Kings Mills is a census-designated place in the southwestern corner of Deerfield Township, Warren County, Ohio, United States, on the western shore of the Little Miami River. Located along I-71 twenty miles northeast of Cincinnati, it is less than a mile east of Mason, two miles southwest of South Lebanon, two and one-half miles north of Fosters, and two miles west of Hopkinsville.
Another town, Gainsboro, was platted on this site in 1815, but it did not prosper. Kings Mills was established in 1884 as a company town for the King Powder Company, and the Peters Cartridge Company which ceased operations in 1944.
The town is in the Mason telephone exchange and is served by the Kings Mills/Kings Island post office. It is in the Kings Local School District.
The Little Miami Scenic Trail, which runs from Milford to Spring Valley, passes by the community on the eastern shore of the Little Miami River in the former Little Miami Railroad right-of-way.
Kings Island amusement park and Great Wolf Lodge indoor water park are immediately south of the community in Mason. Kings Mills was formerly the home of the College Football Hall of Fame, which moved to South Bend, Indiana in 1995.

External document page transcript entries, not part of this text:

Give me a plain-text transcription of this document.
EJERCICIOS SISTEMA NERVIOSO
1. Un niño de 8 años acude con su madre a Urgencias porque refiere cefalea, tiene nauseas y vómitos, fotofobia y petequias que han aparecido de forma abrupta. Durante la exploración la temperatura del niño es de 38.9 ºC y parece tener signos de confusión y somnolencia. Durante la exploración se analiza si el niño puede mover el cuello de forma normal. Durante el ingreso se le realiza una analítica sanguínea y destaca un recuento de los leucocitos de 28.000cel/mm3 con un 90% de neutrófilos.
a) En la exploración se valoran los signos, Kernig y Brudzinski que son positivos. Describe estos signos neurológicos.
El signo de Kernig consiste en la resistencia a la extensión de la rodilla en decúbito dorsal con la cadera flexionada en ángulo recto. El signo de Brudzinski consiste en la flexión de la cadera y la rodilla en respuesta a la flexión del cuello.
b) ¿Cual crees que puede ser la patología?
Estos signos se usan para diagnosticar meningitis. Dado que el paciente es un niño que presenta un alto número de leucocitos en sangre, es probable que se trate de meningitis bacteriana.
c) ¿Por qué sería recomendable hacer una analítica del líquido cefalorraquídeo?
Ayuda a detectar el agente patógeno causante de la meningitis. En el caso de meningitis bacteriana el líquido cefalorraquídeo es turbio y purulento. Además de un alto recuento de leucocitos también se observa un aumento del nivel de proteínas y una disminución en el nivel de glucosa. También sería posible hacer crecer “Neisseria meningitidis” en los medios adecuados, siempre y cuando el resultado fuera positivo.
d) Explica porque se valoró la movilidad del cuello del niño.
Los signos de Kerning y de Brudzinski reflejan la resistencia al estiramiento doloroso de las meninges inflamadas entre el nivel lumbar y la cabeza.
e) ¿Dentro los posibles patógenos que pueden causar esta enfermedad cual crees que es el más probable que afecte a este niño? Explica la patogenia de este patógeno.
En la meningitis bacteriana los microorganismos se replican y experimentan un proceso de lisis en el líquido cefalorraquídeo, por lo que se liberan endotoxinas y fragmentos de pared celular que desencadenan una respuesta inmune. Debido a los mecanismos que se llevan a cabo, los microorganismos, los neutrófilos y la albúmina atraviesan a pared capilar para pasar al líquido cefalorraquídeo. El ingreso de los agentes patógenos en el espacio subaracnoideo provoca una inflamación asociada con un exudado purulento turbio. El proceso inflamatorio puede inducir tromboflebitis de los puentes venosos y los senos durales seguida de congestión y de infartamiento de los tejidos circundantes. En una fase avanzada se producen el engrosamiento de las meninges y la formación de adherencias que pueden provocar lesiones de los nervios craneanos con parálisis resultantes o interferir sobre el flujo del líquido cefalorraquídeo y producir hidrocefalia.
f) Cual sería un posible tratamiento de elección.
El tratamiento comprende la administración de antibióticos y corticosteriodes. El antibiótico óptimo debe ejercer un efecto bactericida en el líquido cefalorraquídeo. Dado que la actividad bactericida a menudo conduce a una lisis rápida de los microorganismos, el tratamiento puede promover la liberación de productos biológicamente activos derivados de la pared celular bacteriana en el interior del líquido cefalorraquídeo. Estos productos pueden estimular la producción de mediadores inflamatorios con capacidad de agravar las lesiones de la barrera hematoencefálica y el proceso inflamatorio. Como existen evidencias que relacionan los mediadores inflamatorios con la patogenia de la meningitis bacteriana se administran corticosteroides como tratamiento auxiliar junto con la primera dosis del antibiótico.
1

It was also the birthplace of Leelah Alcorn, who was a trans woman before committing suicide by vehicular impact as a result of her parents' Christian beliefs in refusal to consider their son as a daughter. At age 14, she came out as trans, in which her parents went against it from accepting her gender identity, and at age 16, she was sent to a Christian-based conversion therapy with the intention of convincing her to reject her gender identity and accept her gender as assigned at birth. And in her suicide note, Alcorn cited loneliness and alienation as key reasons for her decision to end her life and blamed her parents for causing these feelings, which led to her committing suicide on the Interstate 71 in Lebanon, Ohio.